В отделе поэзии как обычно царили душевность и уют, я пособиралась с внутренними ресурсами и набрала аргусовский номер Валентина. Скорее для успокоения, чем для информации, строго говоря.
— Отче, дорогой друг, — я сказала, когда он взял трубку. — Извини за вторжение, с меня четвертная от тысячи, срочно требуется консультация.
— Куда тебя опять внесло, неразумное дитя? — спросил Валентин. — Сейчас я приехать не могу, и Антон в разгоне. Телефон выдержит твою новость?
— Ой, Отче, по-моему, мною сваляно грандиозного дурака… — я призналась жалобным голосом. — Как-то некстати встретила Прозуменщикова и нечаянно информировала, что еду навестить девушку Тэви. Само вырвалось. Паша меня уволит, как ты считаешь? Или сам потерпевший подошлет отечественных ликвидаторов из общества «Незабудка»?
— Твоя судьба меня волнует мало, откровенно скажем, — заявил бессердечный друг. — Тем более, что у меня через десять минут ответственное совещание. Исповедуйся отцу Полю! Он, кстати, велел передать, чтобы ждала Антона завтра в четыре часа у порога конторы. Твоей — разумеется. Ну ладно, семь минут у тебя есть, прошу излагать с толком, если настаиваешь на моем совете. Где встретила, как сказала, что ответил. Ясно?
— Встретила в садике, он позвал через знакомого писателя, — я стала докладывать подробно, хотя с толком вышло слабовато. — Битых полчаса расширенно толковал, что он прав, а мы неправы, вернее, что идем пагубным путем. Толковал в очень сложных формах, стал зачитывать мистическое откровение по толстой книге, у меня в голове помутилось, и я спросила: «Что передать Октавии в Штатах?» И знаешь, что он ответил? «Какой Октавии? Той большой, белой ласковой корове? Вы, Катя, вроде не с той девушкой знакомы были?» Я практически села на пол и промямлила, что и с этой девушкой хочу повидаться, поскольку от него в полном экстазе. Дальше он подержал меня за руку, синяки остались, потом отпустил, просил обождать, а я убежала и вскоре подавилась стаканом кофе. До сих пор не просохла.

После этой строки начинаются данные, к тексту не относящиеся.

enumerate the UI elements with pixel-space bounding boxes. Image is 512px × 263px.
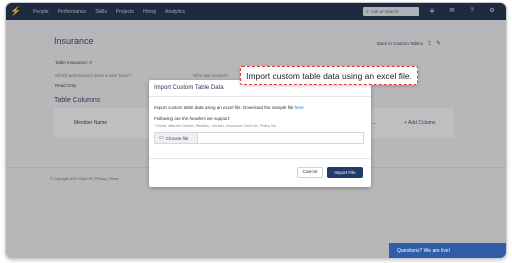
import-file-label: Import File — [334, 170, 356, 175]
folder-icon: ▭ — [159, 135, 164, 141]
chat-label: Questions? We are live! — [397, 247, 450, 254]
app-window: ⚡ People Performance Skills Projects Hir… — [6, 3, 506, 258]
import-modal: Import Custom Table Data Import custom t… — [149, 80, 371, 187]
cancel-button[interactable]: Cancel — [297, 167, 323, 178]
chat-widget[interactable]: Questions? We are live! — [389, 243, 506, 258]
modal-title: Import Custom Table Data — [154, 85, 224, 91]
modal-description-text: Import custom table data using an excel … — [154, 105, 294, 110]
tooltip-callout: Import custom table data using an excel … — [240, 66, 418, 85]
import-file-button[interactable]: Import File — [327, 167, 363, 178]
supported-fields: * Email, Member Name, Relation, Gender, … — [154, 124, 276, 128]
choose-file-label: Choose file — [165, 135, 189, 141]
modal-description: Import custom table data using an excel … — [154, 105, 304, 110]
sample-file-link[interactable]: here — [295, 105, 304, 110]
callout-text: Import custom table data using an excel … — [246, 70, 412, 81]
modal-footer-divider — [149, 158, 371, 159]
file-input[interactable]: ▭ Choose file — [154, 132, 364, 144]
choose-file-button[interactable]: ▭ Choose file — [155, 133, 198, 143]
headers-note: Following are the headers we support: — [154, 116, 231, 121]
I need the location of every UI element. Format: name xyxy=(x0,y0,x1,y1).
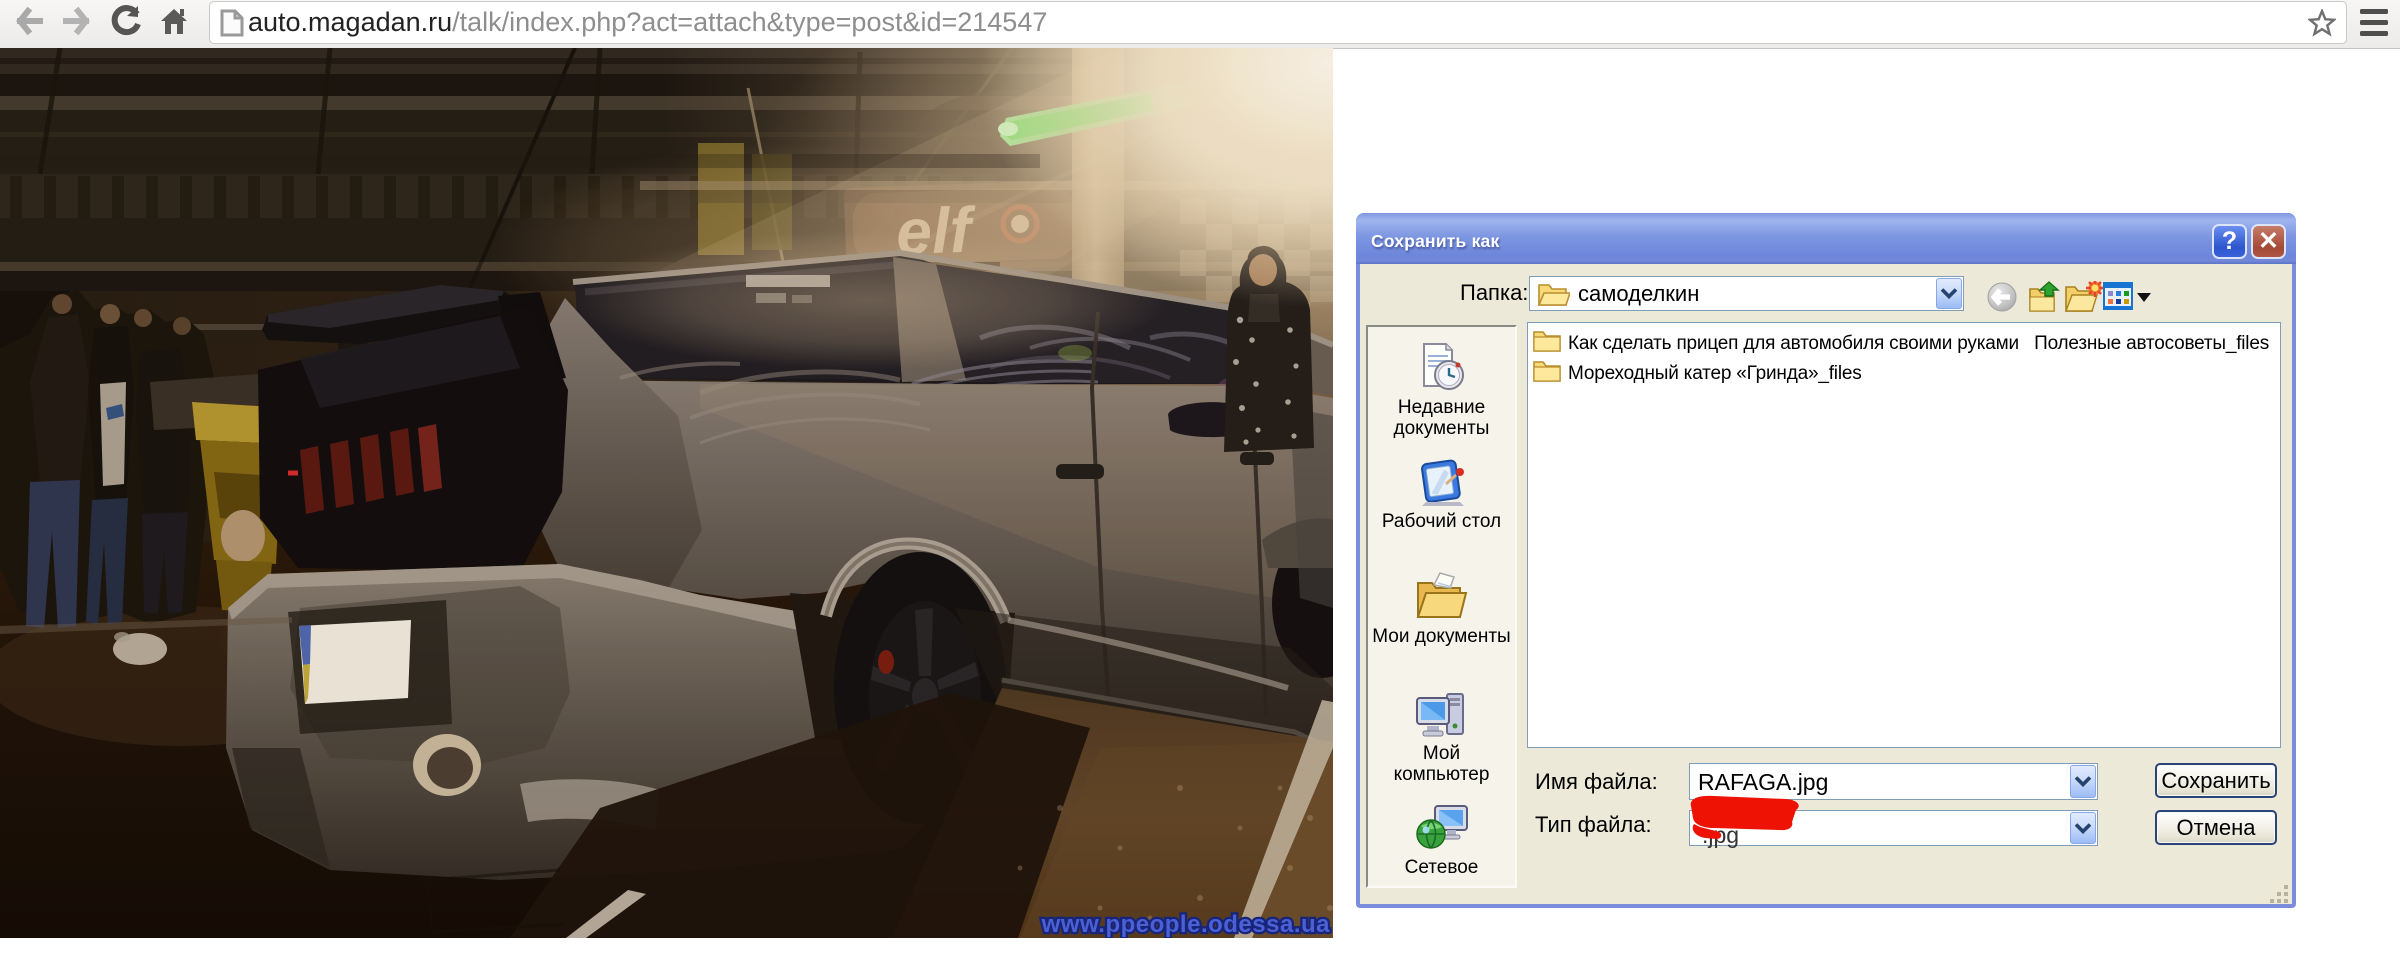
svg-text:www.ppeople.odessa.ua: www.ppeople.odessa.ua xyxy=(1041,911,1330,938)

— Да, дитя, с талантом рассказчика у тебя негусто. Насчет белой коровы, конечно, блеск! Тебя что волнует? Что Андрюша не вскричал: «Пощади меня, Катя!», а вместо того Октавию коровой назвал?
— Ты, Отче, проницателен зверски. Может, пустой номер мы тянем с белой коровой?
На последних словах в «поэзию» возвратился Миша Фридман и застыл в полуискреннем изумлении.
— Твои сомнения понятны, милейшее, но весьма неожиданное дитя, — согласился Валентин. — Истины не ведает никто, однако проверка может быть произведена экспериментальным путем. Вот слетаешь в Америку и спросишь сама у белой коровы. Насчет того, что раскрыла карты контрагенту, мнится мне, ничего страшного не произошло, тебя Паша на то же самое толкал намеренно. А конкурент Андрюша, не исключено, опешил от твоей прыти, вот про корову и выдал. У него, может быть, такой образ Октавии отложился в сознании.